Priv_Publ specifies the level of education that was the highest obtained for a specific SIOP member. This variable requires a lot of cleaning due to the messy nature of the data. Lots of members included various acronyms, and specialized degree titles for this field, making the standardization and reporting tedious.

  • Function step name: step_privatepublic
  • Input Variable Name: Control
  • Output Variable Name: Priv_Publ
  • Format: Open ended response ???
  • Type: Factor
  • Levels: International, Private, Public
ProfitNon

The final school related demographic cleaning step concerns whether a school or institution is labelled as a for-profit or non-profit. The categorizations were developed as an independent study that culminated in the creation of a database of schools

  • Function step name: step_privatepublic
  • Input Variable Name: Control
  • Output Variable Name: Priv_Publ
  • Format: Open ended response ???
  • Type: Factor
  • Levels: International, Private, Public

Demographics Cleaning Stage

Demographic cleaning deals with traditional variables, such as gender, ethnicity, birthdate, and age. The categorizations used are considered to be best practices.

Gender

Gender is reported as male or female.

  • Function step name: step_gender
  • Input Variable Name: Gender
  • Output Variable Name: Gender
  • Format: Close ended response
  • Type: Factor
  • Levels: Male, Female
Birthdate

Birthdate represents the date of birth of the member. It is coded as a proper date variable.

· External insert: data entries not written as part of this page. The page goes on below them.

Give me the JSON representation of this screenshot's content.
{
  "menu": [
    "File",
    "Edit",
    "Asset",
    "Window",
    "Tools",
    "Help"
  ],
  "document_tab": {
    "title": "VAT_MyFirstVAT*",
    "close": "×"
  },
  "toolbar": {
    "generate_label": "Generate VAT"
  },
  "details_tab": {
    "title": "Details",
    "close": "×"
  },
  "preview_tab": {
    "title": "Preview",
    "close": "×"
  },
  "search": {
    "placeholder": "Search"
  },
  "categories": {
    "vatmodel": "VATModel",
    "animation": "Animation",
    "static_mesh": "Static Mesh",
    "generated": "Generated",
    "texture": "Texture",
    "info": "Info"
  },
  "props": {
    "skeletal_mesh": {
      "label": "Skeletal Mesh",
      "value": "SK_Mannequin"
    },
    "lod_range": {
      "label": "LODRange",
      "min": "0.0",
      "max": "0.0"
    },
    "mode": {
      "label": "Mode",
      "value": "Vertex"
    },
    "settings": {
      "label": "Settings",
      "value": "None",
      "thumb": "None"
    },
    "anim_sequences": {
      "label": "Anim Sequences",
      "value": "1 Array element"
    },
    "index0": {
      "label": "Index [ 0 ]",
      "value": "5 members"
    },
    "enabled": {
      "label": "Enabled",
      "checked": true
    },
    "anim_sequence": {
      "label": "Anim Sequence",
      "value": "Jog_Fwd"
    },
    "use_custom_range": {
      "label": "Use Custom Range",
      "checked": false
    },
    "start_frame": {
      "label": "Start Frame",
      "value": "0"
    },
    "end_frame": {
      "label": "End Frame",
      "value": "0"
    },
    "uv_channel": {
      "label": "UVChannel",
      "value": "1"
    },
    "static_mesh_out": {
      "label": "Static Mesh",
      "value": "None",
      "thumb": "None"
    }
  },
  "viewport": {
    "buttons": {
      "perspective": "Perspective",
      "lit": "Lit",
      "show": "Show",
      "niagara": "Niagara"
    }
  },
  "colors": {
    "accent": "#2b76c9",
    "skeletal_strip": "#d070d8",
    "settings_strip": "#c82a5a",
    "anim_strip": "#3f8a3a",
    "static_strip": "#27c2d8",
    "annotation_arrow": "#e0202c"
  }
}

TODO: Clean out birthdates that are obviously wrong, like > 100 years of age.

  • Function step name: step_birthdate
  • Input Variable Name: Birth Date
  • Output Variable Name: Birthdate
  • Format: Open ended response
  • Type: Date
Ethnicity

Ethnicity represents the race of the SIOP member. The standard seven categorizations are used for this.

  • Function step name: step_ethnicity
  • Input Variable Name: Ethnicity
  • Output Variable Name: Ethnicity
  • Format: Close ended response
  • Type: Factor
  • Levels: White, Black or African American, Asian, Two or more races, Hispanic or Latino, other, Native American/Alaska Native, Native Hawaiian or other Pacific Islander
Age Group

Age group is not directly queried from members. Instead, we use the Birthdate variable to calculate the current age of the member, by comparing the birthdate to a function that obtains today’s date.

  • Function step name: step_agegroup
  • Input Variable Name: Birthdate
  • Output Variable Name: AgeGroup
  • Format: Not a direct response from members
  • Type: Factor
  • Levels: 20 and under, 20-24, 25-29, 30-34, 35-39, 40-44, 45-49, 50-54, 55-59, 60-64, 65-69, 70+
Interest Areas

This variable consists of a series of three columns in the original demographics dataset. Minimal cleaning was performed, such as removing multiple categories in the first, second, or third interest area. Several members put more than one category in a single variable, for example, for int_1, somebody may have put Psychometrics and Organizational Culture. In this instance, organizational culture would have been dropped and Psychometrics retained for int_1. This is to help streamline the analytics and set expectations on the data file year after year.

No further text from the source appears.